Sen. Rand Paul accused Dr. Anthony Fauci and others of focusing too much on the risks at a Senate hearing on COVID-19.
Paul: “All I hear, Dr. Fauci, is, ‘We can’t do this, we can’t do that. We can’t play baseball.'”
Fauci: “The only thing I can do is … give you the facts.” pic.twitter.com/AfwwCWgwYz
— NPR (@NPR) June 30, 2020
Democrats and Republicans have been at odds over how best to handle the coronavirus response for months, sparring over economic relief measures as well as whose responsibility it is to encourage masks in public. The country has also seen a politicization of public health measures such as mask wearing, maintaining social distancing and how to reopen schools.

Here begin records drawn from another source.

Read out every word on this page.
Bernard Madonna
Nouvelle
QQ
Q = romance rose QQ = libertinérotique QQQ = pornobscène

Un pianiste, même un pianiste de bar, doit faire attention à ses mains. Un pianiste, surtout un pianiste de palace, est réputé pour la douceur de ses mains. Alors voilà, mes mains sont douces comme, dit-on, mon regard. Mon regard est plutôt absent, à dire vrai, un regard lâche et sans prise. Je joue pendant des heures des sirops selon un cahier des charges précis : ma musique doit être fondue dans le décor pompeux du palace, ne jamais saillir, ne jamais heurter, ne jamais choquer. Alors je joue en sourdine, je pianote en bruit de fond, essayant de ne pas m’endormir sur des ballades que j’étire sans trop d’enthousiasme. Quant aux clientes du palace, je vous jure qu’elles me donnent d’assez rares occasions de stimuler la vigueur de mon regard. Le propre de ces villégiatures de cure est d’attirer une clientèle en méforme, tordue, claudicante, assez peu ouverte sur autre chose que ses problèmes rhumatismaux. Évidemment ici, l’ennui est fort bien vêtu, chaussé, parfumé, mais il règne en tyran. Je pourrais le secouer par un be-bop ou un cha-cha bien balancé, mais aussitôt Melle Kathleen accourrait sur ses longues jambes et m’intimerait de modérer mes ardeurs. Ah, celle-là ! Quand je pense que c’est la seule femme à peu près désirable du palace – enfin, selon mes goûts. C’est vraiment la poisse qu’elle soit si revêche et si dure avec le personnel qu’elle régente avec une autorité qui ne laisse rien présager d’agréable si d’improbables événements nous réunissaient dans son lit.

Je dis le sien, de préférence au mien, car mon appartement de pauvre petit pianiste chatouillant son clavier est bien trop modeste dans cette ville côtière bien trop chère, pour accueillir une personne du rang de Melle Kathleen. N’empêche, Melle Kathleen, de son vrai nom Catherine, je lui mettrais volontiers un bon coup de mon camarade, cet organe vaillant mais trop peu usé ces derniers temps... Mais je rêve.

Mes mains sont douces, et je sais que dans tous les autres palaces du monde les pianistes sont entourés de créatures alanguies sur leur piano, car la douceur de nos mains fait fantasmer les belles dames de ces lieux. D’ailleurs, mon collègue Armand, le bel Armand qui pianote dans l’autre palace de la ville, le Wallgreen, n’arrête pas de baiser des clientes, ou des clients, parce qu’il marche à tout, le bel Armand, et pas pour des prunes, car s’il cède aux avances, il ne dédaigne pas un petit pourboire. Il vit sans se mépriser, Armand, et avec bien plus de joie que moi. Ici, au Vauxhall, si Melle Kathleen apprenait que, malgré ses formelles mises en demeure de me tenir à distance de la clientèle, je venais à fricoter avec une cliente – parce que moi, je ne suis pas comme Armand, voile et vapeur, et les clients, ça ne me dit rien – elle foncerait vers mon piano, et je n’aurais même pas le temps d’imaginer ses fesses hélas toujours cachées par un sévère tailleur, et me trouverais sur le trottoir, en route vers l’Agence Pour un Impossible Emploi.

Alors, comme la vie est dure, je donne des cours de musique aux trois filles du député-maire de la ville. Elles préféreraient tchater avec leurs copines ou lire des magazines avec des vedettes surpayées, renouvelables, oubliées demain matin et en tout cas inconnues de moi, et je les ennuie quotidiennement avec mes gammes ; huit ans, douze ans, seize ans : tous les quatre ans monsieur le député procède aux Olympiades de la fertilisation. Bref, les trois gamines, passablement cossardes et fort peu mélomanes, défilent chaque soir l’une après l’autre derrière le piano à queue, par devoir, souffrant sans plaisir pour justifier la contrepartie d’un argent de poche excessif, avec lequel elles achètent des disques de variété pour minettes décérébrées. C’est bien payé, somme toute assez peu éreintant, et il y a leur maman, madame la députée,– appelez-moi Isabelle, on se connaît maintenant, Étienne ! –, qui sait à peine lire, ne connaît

Increases in coronavirus cases have been logged in several states in the last few weeks as states have continued their reopening processes and more people have been attending large gatherings. Fauci said that in some cases, this is because governors and local health officials did not follow the reopening guidelines set by the administration and health experts, citing Florida as an example.
“In other states, the governors and the mayors actually abided by the guidelines and the restrictions but the people in the state, particularly the young people, threw caution to the wind,” he said.
Florida and other states have halted or reversed some measures they had taken to move out of their lockdowns, while other local officials have mandated the wearing of masks in public. Fauci has also said this week that states need to admit to the mistakes they made in responding to the pandemic, or they will be unable to “correct it.”
President Donald Trump said this week that he disagrees with Fauci’s assessment that the United States is still “knee-deep in the first wave” of the pandemic. Fauci made those comments Monday in a Facebook live interview.
“I think we are in a good place. I disagree with him,” the president said.
But Fauci reiterated on Thursday that he doesn’t think the country is doing well as a whole, though certain areas may be. And while Trump has frequently touted the United States’ testing and death rates compared with other countries, Fauci said the curves seen in other countries, particularly in the European Union, are evidence of a better job at keeping cases at a “baseline” number.
“I don’t think we should be congratulating ourselves about how well we’re doing,” he continued. “We’ve got to do better, even though some parts of the country are indeed doing very well.”